Oracle is OK with this. Here are the execution plans for the two methods:
CREATE TABLE ABC ( ID NUMBER(10) NOT NULL, BLAH VARCHAR2(30) );
ALTER TABLE ABC ADD CONSTRAINT PK_ABC PRIMARY KEY (ID);
INSERT INTO ABC VALUES (1,'ZZZ') ;
INSERT INTO ABC VALUES (2,'WWW') ;
SELECT COUNT(*) FROM ABC WHERE ID = 2;
SELECT STATEMENT Optimizer Mode=CHOOSE
SORT AGGREGATE
INDEX UNIQUE SCAN V71MIKEC.PK_ABC
SELECT 1 FROM ABC WHERE ID = 2;
SELECT STATEMENT Optimizer Mode=CHOOSE
INDEX UNIQUE SCAN V71MIKEC.PK_ABC
You'll see that the "SELECT 1" doesn't do the "SORT AGGREGATE", which
shouldn't be all that expensive on a single row, but I suppose any
weight off of the RDBMS is a good thing.
Michael
MSSQL is also okay with this. Using the same setup as Michael's:
CREATE TABLE ABC ( ID INT NOT NULL, BLAH VARCHAR(30) );
ALTER TABLE ABC ADD CONSTRAINT PK_ABC PRIMARY KEY (ID);
INSERT INTO ABC VALUES (1,'ZZZ') ;
INSERT INTO ABC VALUES (2,'WWW') ;
SELECT COUNT(*) FROM ABC WHERE ID = 2;
The estimated execution plan for this is:
SELECT -> Compute Scalar -> Stream Aggregate -> ABC.PK_ABC (Clustered
Index Seek)
SELECT 1 FROM ABC WHERE ID = 2;
The estimated execution plan for this is:
SELECT -> ABC.PK_ABC (Clustered Index Seek)

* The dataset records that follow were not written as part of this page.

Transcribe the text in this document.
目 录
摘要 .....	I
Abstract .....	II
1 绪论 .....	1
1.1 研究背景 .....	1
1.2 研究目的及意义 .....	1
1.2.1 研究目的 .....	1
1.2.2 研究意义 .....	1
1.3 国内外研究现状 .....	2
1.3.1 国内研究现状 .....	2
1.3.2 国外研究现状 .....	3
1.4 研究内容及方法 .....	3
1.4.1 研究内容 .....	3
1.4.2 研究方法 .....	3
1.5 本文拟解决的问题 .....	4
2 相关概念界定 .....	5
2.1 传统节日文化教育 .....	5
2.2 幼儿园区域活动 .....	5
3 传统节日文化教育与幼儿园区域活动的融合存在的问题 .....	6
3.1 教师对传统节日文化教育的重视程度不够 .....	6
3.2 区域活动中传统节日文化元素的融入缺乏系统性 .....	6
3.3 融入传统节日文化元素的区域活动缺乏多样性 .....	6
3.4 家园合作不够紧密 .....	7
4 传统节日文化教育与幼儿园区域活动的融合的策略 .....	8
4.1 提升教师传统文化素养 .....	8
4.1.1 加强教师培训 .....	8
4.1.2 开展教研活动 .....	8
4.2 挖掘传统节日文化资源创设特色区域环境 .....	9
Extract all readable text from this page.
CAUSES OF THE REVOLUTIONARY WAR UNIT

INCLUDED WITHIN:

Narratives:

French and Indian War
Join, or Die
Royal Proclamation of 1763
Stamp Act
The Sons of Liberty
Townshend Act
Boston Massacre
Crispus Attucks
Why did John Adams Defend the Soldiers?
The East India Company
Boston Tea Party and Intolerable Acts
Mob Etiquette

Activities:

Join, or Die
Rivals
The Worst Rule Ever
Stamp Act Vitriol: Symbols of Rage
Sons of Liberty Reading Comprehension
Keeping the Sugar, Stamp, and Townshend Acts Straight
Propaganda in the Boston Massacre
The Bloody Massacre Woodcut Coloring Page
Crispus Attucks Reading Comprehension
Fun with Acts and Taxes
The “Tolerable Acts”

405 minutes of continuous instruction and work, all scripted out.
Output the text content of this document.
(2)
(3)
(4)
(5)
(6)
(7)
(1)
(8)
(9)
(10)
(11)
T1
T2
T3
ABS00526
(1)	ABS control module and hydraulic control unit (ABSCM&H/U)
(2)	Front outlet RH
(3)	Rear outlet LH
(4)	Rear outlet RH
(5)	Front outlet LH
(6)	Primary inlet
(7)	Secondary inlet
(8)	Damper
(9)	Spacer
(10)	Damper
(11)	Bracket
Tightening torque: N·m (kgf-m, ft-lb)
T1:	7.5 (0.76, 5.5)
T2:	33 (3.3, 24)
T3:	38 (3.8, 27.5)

Gives the right results in both cases. SELECT 1 definitely looks like a
faster execution plan.
Thanks,
George
--Simon
-Mike
1: http://code.djangoproject.com/ticket/2430
2: http://code.djangoproject.com/ticket/4399
>
> If you're interested in performance, would it not also be wise to
> issue a LIMIT 1 at the end of the query if possible? I believe SELECT
> 1 will just return N 1s and the RDBMS will not stop searching simply
> because it found it. There are also some tickets to make checking the
> existence of a filter result faster [1],[2].
And there's still the EXISTS function in sql ;-)
Michael
--
noris network AG - Deutschherrnstraße 15-19 - D-90429 Nürnberg -
Tel +49-911-9352-0 - Fax +49-911-9352-100
http://www.noris.de - The IT-Outsourcing Company
Vorstand: Ingo Kraupa (Vorsitzender), Joachim Astel, Hansjochen Klenk -
Vorsitzender des Aufsichtsrats: Stefan Schnabel - AG Nürnberg HRB 17689
I've checked in that patch in
http://code.djangoproject.com/changeset/5882 -- thanks to Simon for
bringing this up, and thanks to all the folks who verified that the
patch worked on the various database backends.
Adrian
--
Adrian Holovaty
holovaty.com | djangoproject.com
That won't work, we have to back it out.
The patch re-introduces "LIMIT 1". LIMIT is non-standard SQL and doesn't
exist on Oracle (which was the reason for removing it in the first
place). We can't do this.
Regards,
Malcolm
--
Always try to be modest and be proud of it!
http://www.pointy-stick.com/blog/
Looking more carefully at it, just dropping the "LIMIT 1" is probably
the right thing. We are matching a primary key column. By definition, it
is unique. The database server knows that and it will be using an index
match in any case, so we aren't doing an O(n) scan of the table rows or
anything like that, unless the server implementation is broken.
That will be neater than dropping an Oracle-specific branch of execution
in there (we've managed to avoid that in base.py so far).
I'll fix it later today.
Regards,
Malcolm
--
Despite the cost of living, have you noticed how popular it remains?
http://www.pointy-stick.com/blog/
Aha, Oracle -- I forgot about Oracle. I've backed out the "LIMIT 1" in
changeset [5883]. Thanks for pointing this out!